Lecture 13 on 03/11/2026 - Streaming: Approximate Counting; Epsilon-Delta Guarantee; Morris Counter

Approximate Counting

Problem Setup

Counting Problem: Given a stream $S = \{x_1, \ldots, x_n\}$ , how many keys in total have appeared so far?

For this problem, we simply count $n$ .

Naive Approach: Increment a counter each time. At the end, the counter stores $C = n$ , which requires $\log n$ bits of space.

Question: Can we do better? For example, can we use $\log \log n$ space?

Application: Tracking hits to Wikipedia pages. We cannot track counts exactly with fewer than $\log n$ bits. However, for most applications, we don’t need exact values of $n$ . We’ll define $\varepsilon$ to be the relative error:

\frac{|\hat{X} - X|}{X} \le \varepsilon

The (ε,δ)-Guarantee

In general, if we want to estimate some quantity $Q(s)$ from a stream $S$ , we define a guarantee for the random variable estimate $\hat{Q}(s)$ .
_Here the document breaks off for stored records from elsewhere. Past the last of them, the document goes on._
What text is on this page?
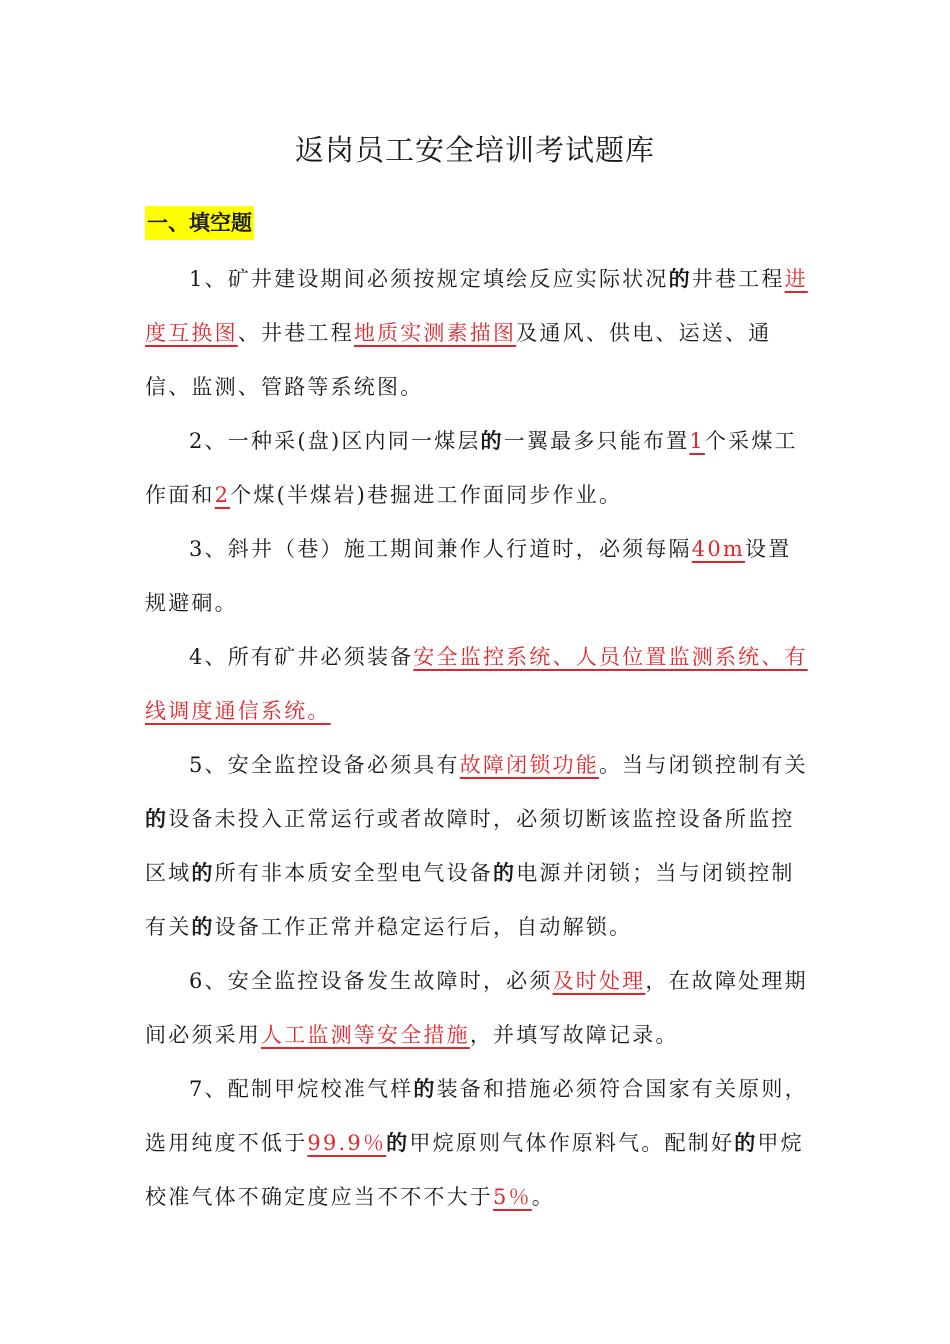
返岗员工安全培训考试题库
一、填空题

1、矿井建设期间必须按规定填绘反应实际状况的井巷工程进度互换图、井巷工程地质实测素描图及通风、供电、运送、通信、监测、管路等系统图。

2、一种采(盘)区内同一煤层的一翼最多只能布置1个采煤工作面和2个煤(半煤岩)巷掘进工作面同步作业。

3、斜井（巷）施工期间兼作人行道时，必须每隔40m设置规避硐。

4、所有矿井必须装备安全监控系统、人员位置监测系统、有线调度通信系统。

5、安全监控设备必须具有故障闭锁功能。当与闭锁控制有关的设备未投入正常运行或者故障时，必须切断该监控设备所监控区域的所有非本质安全型电气设备的电源并闭锁；当与闭锁控制有关的设备工作正常并稳定运行后，自动解锁。

6、安全监控设备发生故障时，必须及时处理，在故障处理期间必须采用人工监测等安全措施，并填写故障记录。

7、配制甲烷校准气样的装备和措施必须符合国家有关原则，选用纯度不低于99.9％的甲烷原则气体作原料气。配制好的甲烷校准气体不确定度应当不不不大于5％。
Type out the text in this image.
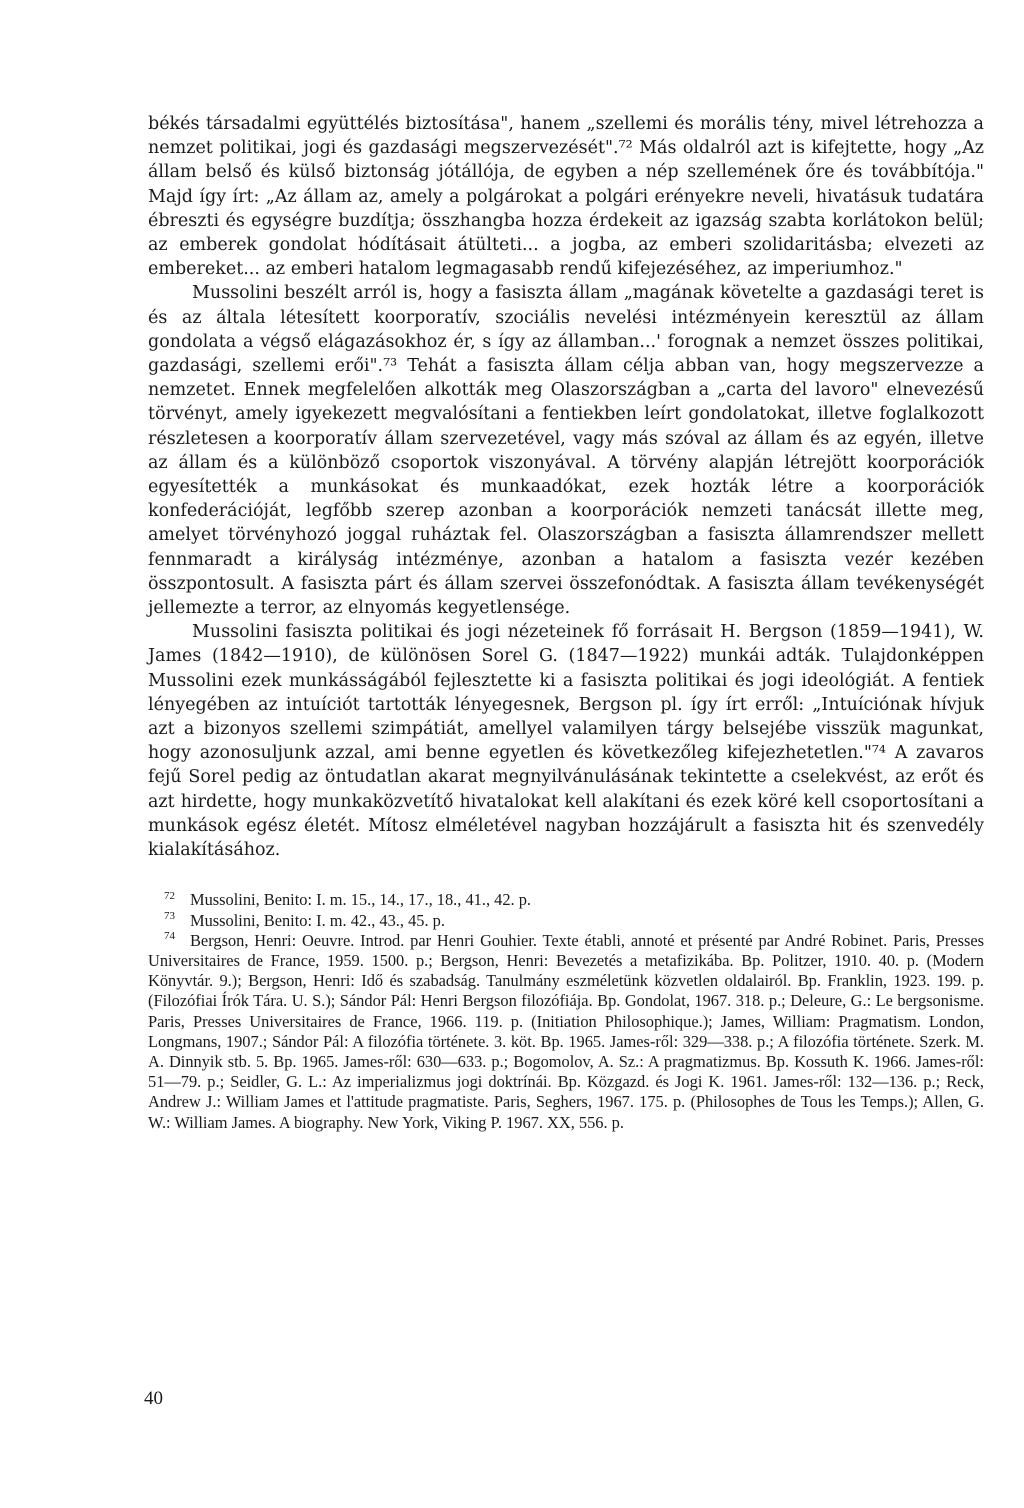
békés társadalmi együttélés biztosítása", hanem „szellemi és morális tény, mivel létrehozza a nemzet politikai, jogi és gazdasági megszervezését".⁷² Más oldalról azt is kifejtette, hogy „Az állam belső és külső biztonság jótállója, de egyben a nép szellemének őre és továbbítója." Majd így írt: „Az állam az, amely a polgárokat a polgári erényekre neveli, hivatásuk tudatára ébreszti és egységre buzdítja; összhangba hozza érdekeit az igazság szabta korlátokon belül; az emberek gondolat hódításait átülteti... a jogba, az emberi szolidaritásba; elvezeti az embereket... az emberi hatalom legmagasabb rendű kifejezéséhez, az imperiumhoz."

Mussolini beszélt arról is, hogy a fasiszta állam „magának követelte a gazdasági teret is és az általa létesített koorporatív, szociális nevelési intézményein keresztül az állam gondolata a végső elágazásokhoz ér, s így az államban...' forognak a nemzet összes politikai, gazdasági, szellemi erői".⁷³ Tehát a fasiszta állam célja abban van, hogy megszervezze a nemzetet. Ennek megfelelően alkották meg Olaszországban a „carta del lavoro" elnevezésű törvényt, amely igyekezett megvalósítani a fentiekben leírt gondolatokat, illetve foglalkozott részletesen a koorporatív állam szervezetével, vagy más szóval az állam és az egyén, illetve az állam és a különböző csoportok viszonyával. A törvény alapján létrejött koorporációk egyesítették a munkásokat és munkaadókat, ezek hozták létre a koorporációk konfederációját, legfőbb szerep azonban a koorporációk nemzeti tanácsát illette meg, amelyet törvényhozó joggal ruháztak fel. Olaszországban a fasiszta államrendszer mellett fennmaradt a királyság intézménye, azonban a hatalom a fasiszta vezér kezében összpontosult. A fasiszta párt és állam szervei összefonódtak. A fasiszta állam tevékenységét jellemezte a terror, az elnyomás kegyetlensége.

Mussolini fasiszta politikai és jogi nézeteinek fő forrásait H. Bergson (1859—1941), W. James (1842—1910), de különösen Sorel G. (1847—1922) munkái adták. Tulajdonképpen Mussolini ezek munkásságából fejlesztette ki a fasiszta politikai és jogi ideológiát. A fentiek lényegében az intuíciót tartották lényegesnek, Bergson pl. így írt erről: „Intuíciónak hívjuk azt a bizonyos szellemi szimpátiát, amellyel valamilyen tárgy belsejébe visszük magunkat, hogy azonosuljunk azzal, ami benne egyetlen és következőleg kifejezhetetlen."⁷⁴ A zavaros fejű Sorel pedig az öntudatlan akarat megnyilvánulásának tekintette a cselekvést, az erőt és azt hirdette, hogy munkaközvetítő hivatalokat kell alakítani és ezek köré kell csoportosítani a munkások egész életét. Mítosz elméletével nagyban hozzájárult a fasiszta hit és szenvedély kialakításához.

72 Mussolini, Benito: I. m. 15., 14., 17., 18., 41., 42. p.

73 Mussolini, Benito: I. m. 42., 43., 45. p.

74 Bergson, Henri: Oeuvre. Introd. par Henri Gouhier. Texte établi, annoté et présenté par André Robinet. Paris, Presses Universitaires de France, 1959. 1500. p.; Bergson, Henri: Bevezetés a metafizikába. Bp. Politzer, 1910. 40. p. (Modern Könyvtár. 9.); Bergson, Henri: Idő és szabadság. Tanulmány eszméletünk közvetlen oldalairól. Bp. Franklin, 1923. 199. p. (Filozófiai Írók Tára. U. S.); Sándor Pál: Henri Bergson filozófiája. Bp. Gondolat, 1967. 318. p.; Deleure, G.: Le bergsonisme. Paris, Presses Universitaires de France, 1966. 119. p. (Initiation Philosophique.); James, William: Pragmatism. London, Longmans, 1907.; Sándor Pál: A filozófia története. 3. köt. Bp. 1965. James-ről: 329—338. p.; A filozófia története. Szerk. M. A. Dinnyik stb. 5. Bp. 1965. James-ről: 630—633. p.; Bogomolov, A. Sz.: A pragmatizmus. Bp. Kossuth K. 1966. James-ről: 51—79. p.; Seidler, G. L.: Az imperializmus jogi doktrínái. Bp. Közgazd. és Jogi K. 1961. James-ről: 132—136. p.; Reck, Andrew J.: William James et l'attitude pragmatiste. Paris, Seghers, 1967. 175. p. (Philosophes de Tous les Temps.); Allen, G. W.: William James. A biography. New York, Viking P. 1967. XX, 556. p.

40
Definition: A random variable $\hat{Q}(s)$ has an $(\varepsilon, \delta)$ -guarantee if:

\Pr\left(\frac{|\hat{Q}(s) - Q(s)|}{Q(s)} \le \varepsilon\right) \ge 1 - \delta

Where:

$\varepsilon$ : accuracy or relative error
$\delta$ : failure probability

This can equivalently be written as:

\Pr(|\hat{Q} - Q| \le \varepsilon Q) \ge 1 - \delta

All algorithms in the streaming section will aim to achieve an $(\varepsilon, \delta)$ -guarantee.
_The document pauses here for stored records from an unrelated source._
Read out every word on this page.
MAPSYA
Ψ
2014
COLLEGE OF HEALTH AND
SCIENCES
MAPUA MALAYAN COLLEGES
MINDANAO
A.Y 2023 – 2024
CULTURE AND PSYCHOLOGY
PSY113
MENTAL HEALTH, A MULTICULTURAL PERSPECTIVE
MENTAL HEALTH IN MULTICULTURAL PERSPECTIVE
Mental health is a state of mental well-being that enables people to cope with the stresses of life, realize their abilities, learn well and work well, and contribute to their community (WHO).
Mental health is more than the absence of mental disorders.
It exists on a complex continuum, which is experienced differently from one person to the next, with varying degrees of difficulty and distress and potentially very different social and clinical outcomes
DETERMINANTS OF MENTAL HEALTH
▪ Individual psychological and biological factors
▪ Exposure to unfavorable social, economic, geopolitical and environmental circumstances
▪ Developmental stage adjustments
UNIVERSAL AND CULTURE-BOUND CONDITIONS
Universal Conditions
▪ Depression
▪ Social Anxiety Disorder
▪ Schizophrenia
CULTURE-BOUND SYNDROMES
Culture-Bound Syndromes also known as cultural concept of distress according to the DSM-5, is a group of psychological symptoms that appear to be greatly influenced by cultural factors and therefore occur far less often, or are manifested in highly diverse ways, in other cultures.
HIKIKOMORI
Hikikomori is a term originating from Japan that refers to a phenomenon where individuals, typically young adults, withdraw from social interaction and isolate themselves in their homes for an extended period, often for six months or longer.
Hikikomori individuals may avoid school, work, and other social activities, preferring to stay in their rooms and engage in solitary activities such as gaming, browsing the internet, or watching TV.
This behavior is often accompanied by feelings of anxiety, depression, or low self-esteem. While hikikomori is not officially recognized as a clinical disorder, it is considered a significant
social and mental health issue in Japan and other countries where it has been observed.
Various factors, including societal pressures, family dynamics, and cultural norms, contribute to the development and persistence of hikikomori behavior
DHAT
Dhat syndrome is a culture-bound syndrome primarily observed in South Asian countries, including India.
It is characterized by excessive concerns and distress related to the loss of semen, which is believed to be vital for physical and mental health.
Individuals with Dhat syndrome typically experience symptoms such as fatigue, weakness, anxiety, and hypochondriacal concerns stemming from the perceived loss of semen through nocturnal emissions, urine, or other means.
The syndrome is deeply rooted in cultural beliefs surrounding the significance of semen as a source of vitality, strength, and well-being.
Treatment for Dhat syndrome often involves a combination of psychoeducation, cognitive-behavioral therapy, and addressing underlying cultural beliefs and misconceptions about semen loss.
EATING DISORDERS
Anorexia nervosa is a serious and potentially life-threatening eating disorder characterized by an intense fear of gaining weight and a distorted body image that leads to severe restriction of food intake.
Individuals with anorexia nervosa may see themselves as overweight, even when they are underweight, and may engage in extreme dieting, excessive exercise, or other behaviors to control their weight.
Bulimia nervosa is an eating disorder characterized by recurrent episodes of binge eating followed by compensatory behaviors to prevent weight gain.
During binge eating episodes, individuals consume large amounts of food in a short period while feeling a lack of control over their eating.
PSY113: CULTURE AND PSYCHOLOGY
Approximate Counting with (ε,δ)-Guarantee

Goal: We want an estimate $\hat{Z}$ of $n$ , such that $\hat{Z}$ has an $(\varepsilon, \delta)$ -guarantee:

\Pr\left(\frac{|\hat{Z} - n|}{n} \le \varepsilon\right) \ge 1 - \delta

Equivalently:

\Pr(|\hat{Z} - n| \le \varepsilon n) \ge 1 - \delta

Morris Counter

Algorithm

Goal: We want to remember an estimate $\hat{Z}$ of $n$ with an $(\varepsilon, \delta)$ -guarantee.

Algorithm:

Start with a counter $C_0 = 0$
When a key $x_{i+1}$ appears, increment $C$ by 1 with probability $\frac{1}{2^{C_i}}$ ; otherwise keep $C$ unchanged
At the end, when asked for the count, return $2^{C_n} - 1$

Theorem:

E(2^{C_n} - 1) = n

\text{Var}(2^{C_n}) \approx \frac{n^2}{2}

Steps to Obtain an (ε,δ)-Guarantee Algorithm

Suppose we want to estimate a quantity $Q$ .

Step 1: Find an unbiased estimator

Find an estimate $\hat{Q}$ such that $E(\hat{Q}) = Q$ .

Given independent random variables $X_1, \ldots, X_t$ with $\text{Var}(X_i) = \sigma$ for all $1 \le i \le t$ , consider their average:

Y = \frac{X_1 + X_2 + \cdots + X_t}{t}

To find $\text{Var}(Y)$ , we first note that for the sum $S = X_1 + X_2 + \cdots + X_t$ , variance is additive for independent random variables:

\text{Var}(S) = \text{Var}(X_1) + \text{Var}(X_2) + \cdots + \text{Var}(X_t) = t\sigma

Now, applying the scaling rule $\text{Var}(aX) = a^2 \text{Var}(X)$ :

\text{Var}(Y) = \text{Var}\left(\frac{S}{t}\right) = \left(\frac{1}{t}\right)^2 \text{Var}(S) = \frac{1}{t^2} \cdot t\sigma = \frac{\sigma}{t}

Therefore, averaging $t$ independent copies reduces the variance by a factor of $t$ .

Step 2: Compute variance

Compute $\text{Var}(\hat{Q})$ .

Step 3: Boost (run multiple copies)

Run $t$ independent copies of $\hat{Q}$ : $\hat{Q}_1, \hat{Q}_2, \ldots, \hat{Q}_t$

Return the average:

\hat{P} = \frac{\hat{Q}_1 + \hat{Q}_2 + \cdots + \hat{Q}_t}{t}

Guarantees from boosting:

Unbiasedness: $E(\hat{P}) = Q$
Concentration (by Chebyshev’s inequality):
$\Pr(|\hat{P} - Q| \ge c) \le \frac{\text{Var}(\hat{P})}{c^2} = \frac{\text{Var}(\hat{Q})}{tc^2}$
This shows that by running $t$ copies and averaging, we reduce the variance by a factor of $t$ , giving us a concentration bound that improves with more copies.